In 1865, in the waning days of the war, Hahn resigned to take a seat in the U.S. Senate but was not admitted by the post-war Congress. In 1867 he took over management of the New Orleans Daily Republican, a job he held through 1871. At that point he retired to the sugar plantation he owned in St. Charles Parish.

He was elected to the St. Charles Parish School Board in 1872, founded the St. Charles Herald in 1873, and was elected as state representative in both 1874 and 1876. In August 1876 he was appointed the state Registrar of Voters. In June 1878 he was named superintendent of the New Orleans Mint, and in November 1878 he was elected to the St. Charles Police Jury.

Hahn was elected as a judge in the 26th Judicial District in November 1879, including Jefferson, St. Charles and St. John the Baptist parishes, and re-elected in 1884. In November 1885, he won election to Congress but died in Washington, D.C. on March 15, 1886.

Hahn’s old home still stands, unnoticed, at 141 Elm Street, moved in later years from its original location on River Road.

Another area historic figure was Lt. Gen. Richard Taylor, whose Fashion Plantation was destroyed in 1862 by Union troops. Following the war, he wrote “Destruction and Reconstruction,” a history of the conflict.

Hahnville High School was dedicated on March 28, 1925 and after years of service, the school was razed in the mid-1970s. A new school, also named Hahnville High School, was built on U.S. Highway 90 in Mozella. While the board briefly considered naming the new school “West St. Charles High School,” popular sentiment prevailed, and Hahnville High School, though now located between Boutte and Paradis, kept its name.

Charlie Oubre Jr., 69 at the time of this writing, says with intermarriage he grew up “related to 90 percent of Hahnville.” His mother, Felicie, was a Keller. His father’s mother was a Madere. His wife, Carol, was a Troxler, and his mother-in-law, Beatrice, was a Triche who once ran the St. Charles Herald.

“When I was a teenager I knew everyone in Hahnville by name,” Oubre said.

He remembered as a young boy playing baseball in vacant fields, swimming (against his parents’ wishes) in the river, fishing and robbing watermelon fields.

“We used to get a watermelon out of the field, put it in a ditch of water for an hour to cool it off, and then eat it,” he said.

There were several small country stores throughout Hahnville, including those of his grandfather, Ulysses Keller, and his uncle, Alvin Keller.

“People used to come sit on the store’s porch and play cards and talk,” Oubre said. “Politics was a favorite topic of conversation on those country store porches, and politics was always punctuated by parades and rallies.

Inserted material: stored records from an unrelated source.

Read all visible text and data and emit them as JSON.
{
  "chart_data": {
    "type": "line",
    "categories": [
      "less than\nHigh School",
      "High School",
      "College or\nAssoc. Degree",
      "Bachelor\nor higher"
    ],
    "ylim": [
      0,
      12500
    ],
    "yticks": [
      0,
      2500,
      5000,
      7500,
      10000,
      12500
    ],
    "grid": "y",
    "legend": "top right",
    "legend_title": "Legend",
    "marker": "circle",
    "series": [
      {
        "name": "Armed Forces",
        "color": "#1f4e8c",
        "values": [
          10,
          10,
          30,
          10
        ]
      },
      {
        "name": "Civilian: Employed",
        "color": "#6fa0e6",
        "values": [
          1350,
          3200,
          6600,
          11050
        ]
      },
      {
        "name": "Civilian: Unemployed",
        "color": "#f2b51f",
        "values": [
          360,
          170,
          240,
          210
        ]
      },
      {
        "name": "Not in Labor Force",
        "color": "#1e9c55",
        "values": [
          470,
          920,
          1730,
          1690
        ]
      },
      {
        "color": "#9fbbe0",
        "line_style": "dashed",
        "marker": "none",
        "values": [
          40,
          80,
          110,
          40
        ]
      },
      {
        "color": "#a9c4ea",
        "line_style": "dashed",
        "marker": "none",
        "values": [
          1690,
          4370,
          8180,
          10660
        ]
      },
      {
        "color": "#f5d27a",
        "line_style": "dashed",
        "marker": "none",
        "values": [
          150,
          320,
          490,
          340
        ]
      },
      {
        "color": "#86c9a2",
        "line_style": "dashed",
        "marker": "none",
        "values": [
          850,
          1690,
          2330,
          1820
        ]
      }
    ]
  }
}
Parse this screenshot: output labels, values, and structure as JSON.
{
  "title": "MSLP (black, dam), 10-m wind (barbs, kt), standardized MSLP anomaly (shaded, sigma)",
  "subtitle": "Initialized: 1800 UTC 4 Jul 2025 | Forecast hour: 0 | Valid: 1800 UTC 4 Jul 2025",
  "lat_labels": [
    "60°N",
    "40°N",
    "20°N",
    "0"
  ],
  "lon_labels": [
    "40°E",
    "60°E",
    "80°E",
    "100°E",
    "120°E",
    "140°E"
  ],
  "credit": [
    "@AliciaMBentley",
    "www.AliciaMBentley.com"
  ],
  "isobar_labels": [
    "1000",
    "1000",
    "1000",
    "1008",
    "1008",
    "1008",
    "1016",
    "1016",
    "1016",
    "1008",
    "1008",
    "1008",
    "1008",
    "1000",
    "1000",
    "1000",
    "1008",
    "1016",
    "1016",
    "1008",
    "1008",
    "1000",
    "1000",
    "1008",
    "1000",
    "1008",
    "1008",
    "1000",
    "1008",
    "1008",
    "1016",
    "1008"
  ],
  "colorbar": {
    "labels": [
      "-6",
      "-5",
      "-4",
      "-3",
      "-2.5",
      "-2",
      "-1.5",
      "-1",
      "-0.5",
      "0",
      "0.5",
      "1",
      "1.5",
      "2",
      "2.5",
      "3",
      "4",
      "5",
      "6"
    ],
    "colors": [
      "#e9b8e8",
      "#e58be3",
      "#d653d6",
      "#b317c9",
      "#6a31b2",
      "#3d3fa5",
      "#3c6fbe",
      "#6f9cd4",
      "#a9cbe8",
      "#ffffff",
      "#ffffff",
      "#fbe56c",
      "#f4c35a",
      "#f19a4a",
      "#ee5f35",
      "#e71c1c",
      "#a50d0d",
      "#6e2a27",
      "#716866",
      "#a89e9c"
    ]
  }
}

You’d better believe everybody voted.”

Ticket-politics were the thing, and political controversy was on everyone’s lips.

Family political affiliations were also all-important.

“If you gave a Madere a job, that took care of the Maderes,” he said.

He graduated in 1947, served on Gen. Douglas MacArthur’s headquarters staff in Korea and played semi-pro baseball. Oubre worked for Shell, then the St. Charles Sheriff’s Office, where he was chief criminal deputy from 1968 until 1972. He was the parish first judicial administrator until 1978 and then elected to Clerk of Court.

As smaller towns faded, Hahnville’s post office came to absorb them. Taft, just upriver, lost its post office in August 1967. Killona likewise lost its post office in 1987. Now Hahnville is considered to stretch from Union Carbide to Matis Curve.